Un punto en el que liberales, republicanos y las izquierdas moderadas pueden encontrar discurso común es aquello de que el poder absoluto corrompe de forma absoluta, lo cual quiere decir que, por lo general, es muy probable (si no seguro) que caiga en actos de corrupción un funcionario electo que no es abierto a los medios, que es autoritario en su gestión y que no legitima ninguno de los mecanismos de fiscalización existentes. Por lo tanto, en razón de ese pacto de moderados que se desea construir (lo cual, dicho sea de paso, no hay que admitir con vergüenza, ya que la moderación es la base de la tolerancia), no cabe duda de que la agenda anticorrupción es el eje transversal.
¿Cuál es el reto de ese pacto anticorrupción?

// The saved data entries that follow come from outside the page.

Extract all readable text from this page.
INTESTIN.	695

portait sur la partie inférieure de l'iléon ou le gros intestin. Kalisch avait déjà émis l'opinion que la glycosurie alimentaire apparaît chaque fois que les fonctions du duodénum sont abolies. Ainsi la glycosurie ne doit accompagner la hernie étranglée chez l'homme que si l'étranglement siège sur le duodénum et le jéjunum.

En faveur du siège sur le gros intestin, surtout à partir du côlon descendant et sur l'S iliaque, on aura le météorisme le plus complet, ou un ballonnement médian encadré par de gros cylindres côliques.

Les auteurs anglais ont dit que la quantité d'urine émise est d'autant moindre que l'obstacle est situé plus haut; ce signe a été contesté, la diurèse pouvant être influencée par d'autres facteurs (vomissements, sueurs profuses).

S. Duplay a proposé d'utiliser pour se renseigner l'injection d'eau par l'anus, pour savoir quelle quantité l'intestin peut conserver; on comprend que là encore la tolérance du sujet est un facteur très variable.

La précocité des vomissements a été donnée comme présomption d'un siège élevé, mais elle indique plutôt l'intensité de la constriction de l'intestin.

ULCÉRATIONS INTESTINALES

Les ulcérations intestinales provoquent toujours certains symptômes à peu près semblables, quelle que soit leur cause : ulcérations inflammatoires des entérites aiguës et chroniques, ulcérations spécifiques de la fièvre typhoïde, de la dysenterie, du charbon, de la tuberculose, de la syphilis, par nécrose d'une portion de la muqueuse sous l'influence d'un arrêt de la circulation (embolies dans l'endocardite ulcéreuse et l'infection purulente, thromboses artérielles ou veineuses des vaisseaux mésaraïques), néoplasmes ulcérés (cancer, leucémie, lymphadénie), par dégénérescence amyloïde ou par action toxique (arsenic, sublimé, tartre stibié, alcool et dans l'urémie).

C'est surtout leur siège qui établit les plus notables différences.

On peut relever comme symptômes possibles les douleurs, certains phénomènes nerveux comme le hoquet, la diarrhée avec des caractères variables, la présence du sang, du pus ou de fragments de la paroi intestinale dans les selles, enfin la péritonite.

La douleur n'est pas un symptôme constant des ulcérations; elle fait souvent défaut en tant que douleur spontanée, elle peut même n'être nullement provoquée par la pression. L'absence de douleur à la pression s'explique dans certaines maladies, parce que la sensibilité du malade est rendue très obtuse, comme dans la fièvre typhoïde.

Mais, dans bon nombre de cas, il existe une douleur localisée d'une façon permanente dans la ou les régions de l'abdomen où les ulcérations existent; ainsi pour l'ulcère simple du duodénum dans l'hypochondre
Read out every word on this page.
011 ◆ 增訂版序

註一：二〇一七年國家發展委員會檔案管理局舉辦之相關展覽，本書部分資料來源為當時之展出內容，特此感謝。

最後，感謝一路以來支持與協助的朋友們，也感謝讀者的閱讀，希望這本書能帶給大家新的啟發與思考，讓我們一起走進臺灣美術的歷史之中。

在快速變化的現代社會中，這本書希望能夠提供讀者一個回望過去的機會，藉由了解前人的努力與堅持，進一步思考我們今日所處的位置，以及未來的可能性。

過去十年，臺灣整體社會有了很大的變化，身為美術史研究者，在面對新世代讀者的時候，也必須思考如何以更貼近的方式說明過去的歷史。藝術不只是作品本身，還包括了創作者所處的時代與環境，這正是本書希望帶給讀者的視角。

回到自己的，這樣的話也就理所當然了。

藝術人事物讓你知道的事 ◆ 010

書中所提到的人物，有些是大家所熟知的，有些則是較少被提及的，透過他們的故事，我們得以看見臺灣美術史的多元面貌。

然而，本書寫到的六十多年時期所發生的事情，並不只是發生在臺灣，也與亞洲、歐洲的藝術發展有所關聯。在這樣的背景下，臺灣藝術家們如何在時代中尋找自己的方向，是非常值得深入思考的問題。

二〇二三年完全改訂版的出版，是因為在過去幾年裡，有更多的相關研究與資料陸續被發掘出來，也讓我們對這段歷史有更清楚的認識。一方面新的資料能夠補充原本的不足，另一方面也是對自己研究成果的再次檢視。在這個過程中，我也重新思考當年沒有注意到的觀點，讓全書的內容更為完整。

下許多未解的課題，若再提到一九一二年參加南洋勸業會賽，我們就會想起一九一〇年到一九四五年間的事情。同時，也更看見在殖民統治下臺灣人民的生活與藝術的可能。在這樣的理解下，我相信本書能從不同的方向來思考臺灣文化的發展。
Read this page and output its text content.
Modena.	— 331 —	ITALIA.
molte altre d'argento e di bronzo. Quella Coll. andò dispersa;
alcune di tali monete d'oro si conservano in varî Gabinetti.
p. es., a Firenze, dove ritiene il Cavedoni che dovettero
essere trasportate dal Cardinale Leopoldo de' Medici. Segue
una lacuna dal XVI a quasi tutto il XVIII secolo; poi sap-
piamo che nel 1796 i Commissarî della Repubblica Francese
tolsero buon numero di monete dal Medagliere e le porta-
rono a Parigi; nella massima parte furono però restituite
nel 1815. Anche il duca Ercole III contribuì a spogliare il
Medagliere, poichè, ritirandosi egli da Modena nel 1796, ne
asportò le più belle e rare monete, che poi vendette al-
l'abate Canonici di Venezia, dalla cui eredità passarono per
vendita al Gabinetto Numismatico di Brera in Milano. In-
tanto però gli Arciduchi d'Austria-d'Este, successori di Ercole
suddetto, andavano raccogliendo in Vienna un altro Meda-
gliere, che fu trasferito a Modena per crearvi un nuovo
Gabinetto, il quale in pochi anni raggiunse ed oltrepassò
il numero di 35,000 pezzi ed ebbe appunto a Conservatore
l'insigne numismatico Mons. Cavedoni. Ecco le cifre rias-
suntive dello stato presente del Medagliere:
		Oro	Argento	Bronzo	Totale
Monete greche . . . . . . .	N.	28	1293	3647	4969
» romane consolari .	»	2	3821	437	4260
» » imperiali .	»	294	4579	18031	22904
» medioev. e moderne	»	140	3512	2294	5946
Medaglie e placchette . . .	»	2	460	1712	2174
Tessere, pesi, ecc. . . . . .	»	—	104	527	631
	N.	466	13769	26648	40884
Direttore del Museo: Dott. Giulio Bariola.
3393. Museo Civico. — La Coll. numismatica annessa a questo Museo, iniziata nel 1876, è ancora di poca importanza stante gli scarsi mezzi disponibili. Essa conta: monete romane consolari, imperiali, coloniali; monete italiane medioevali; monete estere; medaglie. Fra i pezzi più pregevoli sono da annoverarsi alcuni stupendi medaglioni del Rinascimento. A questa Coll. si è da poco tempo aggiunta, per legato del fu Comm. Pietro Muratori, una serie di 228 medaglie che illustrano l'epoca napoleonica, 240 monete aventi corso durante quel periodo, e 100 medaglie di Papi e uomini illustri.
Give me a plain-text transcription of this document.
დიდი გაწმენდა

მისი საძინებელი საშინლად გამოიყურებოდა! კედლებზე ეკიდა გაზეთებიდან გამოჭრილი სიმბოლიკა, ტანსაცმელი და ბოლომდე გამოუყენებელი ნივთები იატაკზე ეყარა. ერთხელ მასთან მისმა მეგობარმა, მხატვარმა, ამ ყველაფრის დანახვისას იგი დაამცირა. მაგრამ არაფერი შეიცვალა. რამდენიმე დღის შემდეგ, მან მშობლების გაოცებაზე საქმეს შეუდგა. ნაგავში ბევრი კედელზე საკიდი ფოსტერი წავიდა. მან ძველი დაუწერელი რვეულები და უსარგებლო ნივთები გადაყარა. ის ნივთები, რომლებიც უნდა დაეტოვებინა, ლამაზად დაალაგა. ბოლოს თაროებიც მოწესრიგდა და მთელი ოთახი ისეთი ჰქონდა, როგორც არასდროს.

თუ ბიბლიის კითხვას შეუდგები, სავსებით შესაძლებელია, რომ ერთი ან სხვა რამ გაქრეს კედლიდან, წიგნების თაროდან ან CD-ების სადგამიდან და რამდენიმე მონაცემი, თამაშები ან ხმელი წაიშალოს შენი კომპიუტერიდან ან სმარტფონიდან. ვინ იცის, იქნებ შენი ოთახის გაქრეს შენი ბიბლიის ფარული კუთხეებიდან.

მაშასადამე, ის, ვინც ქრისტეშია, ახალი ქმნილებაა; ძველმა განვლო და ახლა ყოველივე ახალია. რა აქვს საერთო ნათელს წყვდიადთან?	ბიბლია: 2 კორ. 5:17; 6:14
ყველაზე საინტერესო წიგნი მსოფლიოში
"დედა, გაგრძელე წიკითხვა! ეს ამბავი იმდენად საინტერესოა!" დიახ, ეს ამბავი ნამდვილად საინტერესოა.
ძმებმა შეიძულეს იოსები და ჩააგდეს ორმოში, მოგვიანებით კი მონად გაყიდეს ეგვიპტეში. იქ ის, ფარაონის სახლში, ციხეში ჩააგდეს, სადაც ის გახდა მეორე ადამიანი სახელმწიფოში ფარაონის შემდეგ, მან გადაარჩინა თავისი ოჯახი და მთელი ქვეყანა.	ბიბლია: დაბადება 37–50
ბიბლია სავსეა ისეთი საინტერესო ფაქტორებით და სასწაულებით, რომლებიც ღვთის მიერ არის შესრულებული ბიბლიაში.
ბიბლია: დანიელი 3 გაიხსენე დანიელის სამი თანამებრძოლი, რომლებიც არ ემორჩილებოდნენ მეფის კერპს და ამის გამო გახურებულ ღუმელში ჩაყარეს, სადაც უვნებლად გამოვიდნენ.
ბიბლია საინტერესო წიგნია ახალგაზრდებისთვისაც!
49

Articular un discurso republicano, pero entendiendo que lo republicano no es un artificio histórico de statu quo, sino una condición política muy concreta. Dado que la contribución política más importante no es vociferar consignas y ni siquiera votar, sino pagar impuestos, no se puede tolerar que la riqueza con la cual yo contribuyo para edificar lo de todos sea utilizada de forma personalizada por los funcionarios electos. Para las izquierdas moderadas, esto permite rescatar el sentido de la democracia de las manos que la privatizaron. Lo político regresa a las masas por la vía de los bienes públicos. En el plano de las derechas, liberales y republicanos pueden coincidir en que los vicios clientelares y la lógica del Estado neopatrimonial (el Estado cual botín al que se accede para saquearlo) son el virus que destruye la democracia.
Es tarea de los moderados, en propuestas políticas por surgir, en la academia, entre comunicadores sociales, entre el sector privado y el progresismo, desmitificar la falsedad —en este caso, del nacionalismo— y construir el pacto antimafia para rescatar el sentido de lo político y de la función pública. Lo dejo claro: apreciar, respetar o amar el país donde se nace no está mal, pero al final del día cuenta más pagar los impuestos que debo pagar y, si soy funcionario, ser transparente en la utilización de estos. Por ende, vendría bien notar que envolverse en la bandera es demagogia. De derechas y de izquierdas. La carta nacionalista es muy útil para esconder la responsabilidad individual del funcionario corrupto. Envolverse en la bandera les sirve a los extremos del espectro ideológico: lo que el facha entiende como nacionalismo, el chairo lo entiende como imperialismo. Y con tal nivel de argumentos, depurar un sistema es imposible. Por eso es que, en casos como el de Guatemala, la depuración del sistema solo pudo venir por vía de la tutela internacional.